First a for-hire driver must gain a business license within the county, and sometimes an additional license within the city of operation.

Okaloosa County Tax Collector Ben Anderson said the county license is only $35 a year, and the process is simple.

“Several years ago we made it very simple for a business tax receipt, that's a requirement of all businesses to have if they operate in Okaloosa County whether it be a hotel, a taxi cab driver, a small paint contactor or a large corporation,” he said. “We worked with the county commission to simplify this process for the Okaloosa community; where once we had 333 different types of business tax receipts we narrowed it down to two types of business receipts.”

The tax collector said that while most businesses fall under the county category, some businesses do require state regulated licenses. 

“The second type are those that are state regulated like a real estate agent,” he said adding that in regards to Uber, the county may need to reassess the licensing process for taxi services. “There's a lot of issues that may become state regulated with regard to taxi cab drivers, where that was once regarded as sufficient under the county,” he said.

To operate a for-hire service at an airport, drivers must pay fees for the rights to pick up or drop off at the facility as well as pay proper car insurance coverage.

Anderson told The Log that permits for airport taxis vary by location as the Destin/Fort Walton Beach Airport requires and annual $400 fee for drop offs while Panama City requires $250 per month.

“Each commercial airport is different,” he said. “The problem is we now have Uber drivers coming in there and picking up their fares, and every time Uber is picking up a fare, they are taking money out of the pockets of drivers who have paid the rights to legally pick up the fare.”

Okaloosa County Airports Deputy Director Michael Stenson said that there is now a crack-down on unpermitted vehicles performing for-hire pick-ups at the airport.   

“Currently, network transportation companies such as Uber or Lyft are not authorized to operate from the Destin-Fort Walton Beach Airport as the Okaloosa County Ordinance requires that all for-hire transportation companies be permitted,” he said. “For the safety of our passengers, the airport only issues the permit after it is determined that the operator meets the ordinance required background check, insurance, vehicle inspection and applicable fee payment.”

However, Stenson said the airport is open to supporting the companies if they meet the full legal requirements.

“We have reached out to Uber to come to an agreement, but they have not yet responded,” he said.

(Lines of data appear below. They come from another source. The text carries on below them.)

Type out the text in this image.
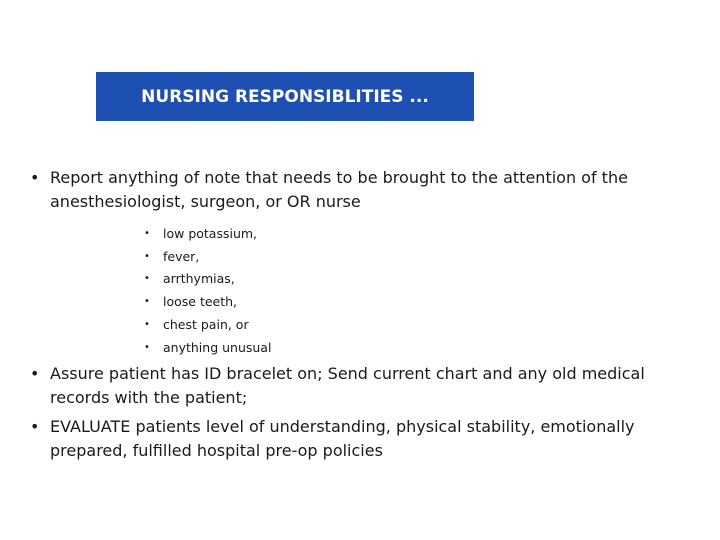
NURSING RESPONSIBLITIES ...
• Report anything of note that needs to be brought to the attention of the anesthesiologist, surgeon, or OR nurse
•	low potassium,
•	fever,
•	arrthymias,
•	loose teeth,
•	chest pain, or
•	anything unusual
• Assure patient has ID bracelet on; Send current chart and any old medical records with the patient;
• EVALUATE patients level of understanding, physical stability, emotionally prepared, fulfilled hospital pre-op policies
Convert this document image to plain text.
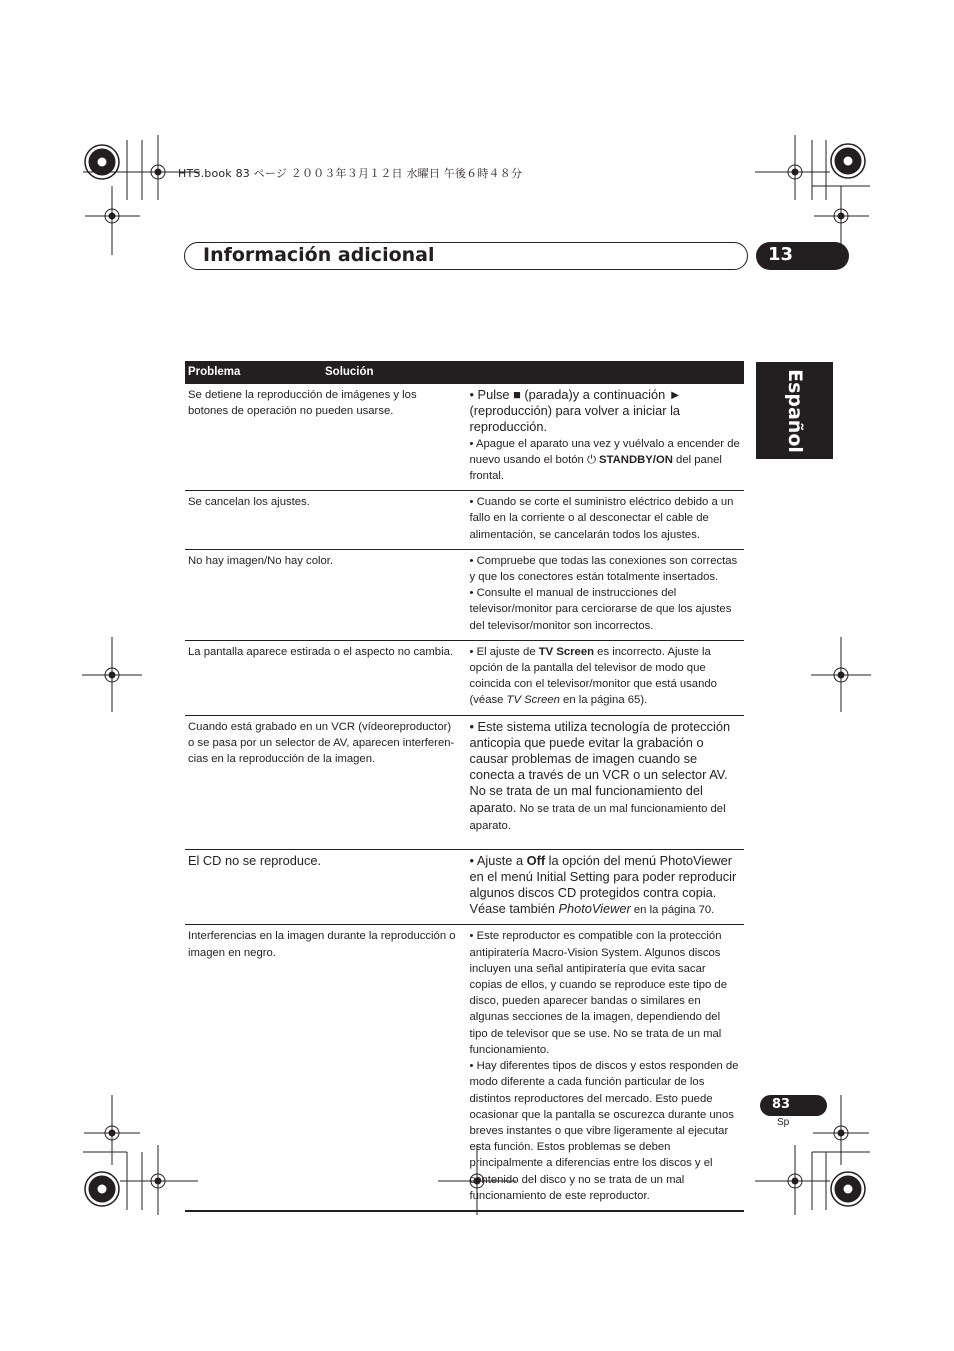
HTS.book 83 ページ ２００３年３月１２日 水曜日 午後６時４８分
Información adicional	13
Español
Problema Solución	

Se detiene la reproducción de imágenes y los botones de operación no pueden usarse.	• Pulse ■ (parada)y a continuación ► (reproducción) para volver a iniciar la reproducción.
• Apague el aparato una vez y vuélvalo a encender de nuevo usando el botón ⏻ STANDBY/ON del panel frontal.

Se cancelan los ajustes.	• Cuando se corte el suministro eléctrico debido a un fallo en la corriente o al desconectar el cable de alimentación, se cancelarán todos los ajustes.
No hay imagen/No hay color.	• Compruebe que todas las conexiones son correctas y que los conectores están totalmente insertados.
• Consulte el manual de instrucciones del televisor/monitor para cerciorarse de que los ajustes del televisor/monitor son incorrectos.

La pantalla aparece estirada o el aspecto no cambia.	• El ajuste de TV Screen es incorrecto. Ajuste la opción de la pantalla del televisor de modo que coincida con el televisor/monitor que está usando (véase TV Screen en la página 65).
Cuando está grabado en un VCR (vídeoreproductor) o se pasa por un selector de AV, aparecen interferen-cias en la reproducción de la imagen.	• Este sistema utiliza tecnología de protección anticopia que puede evitar la grabación o causar problemas de imagen cuando se conecta a través de un VCR o un selector AV. No se trata de un mal funcionamiento del aparato. No se trata de un mal funcionamiento del aparato.
El CD no se reproduce.	• Ajuste a Off la opción del menú PhotoViewer en el menú Initial Setting para poder reproducir algunos discos CD protegidos contra copia. Véase también PhotoViewer en la página 70.
Interferencias en la imagen durante la reproducción o imagen en negro.	• Este reproductor es compatible con la protección antipiratería Macro-Vision System. Algunos discos incluyen una señal antipiratería que evita sacar copias de ellos, y cuando se reproduce este tipo de disco, pueden aparecer bandas o similares en algunas secciones de la imagen, dependiendo del tipo de televisor que se use. No se trata de un mal funcionamiento.
• Hay diferentes tipos de discos y estos responden de modo diferente a cada función particular de los distintos reproductores del mercado. Esto puede ocasionar que la pantalla se oscurezca durante unos breves instantes o que vibre ligeramente al ejecutar esta función. Estos problemas se deben principalmente a diferencias entre los discos y el contenido del disco y no se trata de un mal funcionamiento de este reproductor.
83
Sp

In Destin, taxi regulations will soon be discussed by the city council, as the issue has recently been brought to the city's attention.

 “The city currently does not have any regulations on the operations of taxi cab businesses other than that the business has to have a business tax receipt,” said Public Information Manager Doug Rainer. “The agenda item is slated for next Monday night's meeting, and addresses the city's ability to create regulations.”

Healthy Competition

For now, Anderson said he hopes his lawsuit will generate enough support amongst local taxi drivers and lawmakers to bring about a change that will benefit taxi businesses.

“If we did get it to a jury I would be interested to see what would 12 people say,” said Anderson. “Is this a taxi company, or is this something different?”

Anderson said that he is not necessarily asking for a cease and desist rule to Uber and Lyft, he just hopes to see the companies comply with local laws as the other taxi drivers in the area.

Anderson said he will be content if Uber and Lyft apologize and strike a deal to restore healthy competition.

“If we could reach a deal with them to generate taxi runs for legal providers and pay drivers for loss of income, I would like to present that deal to the people in the class,” he said.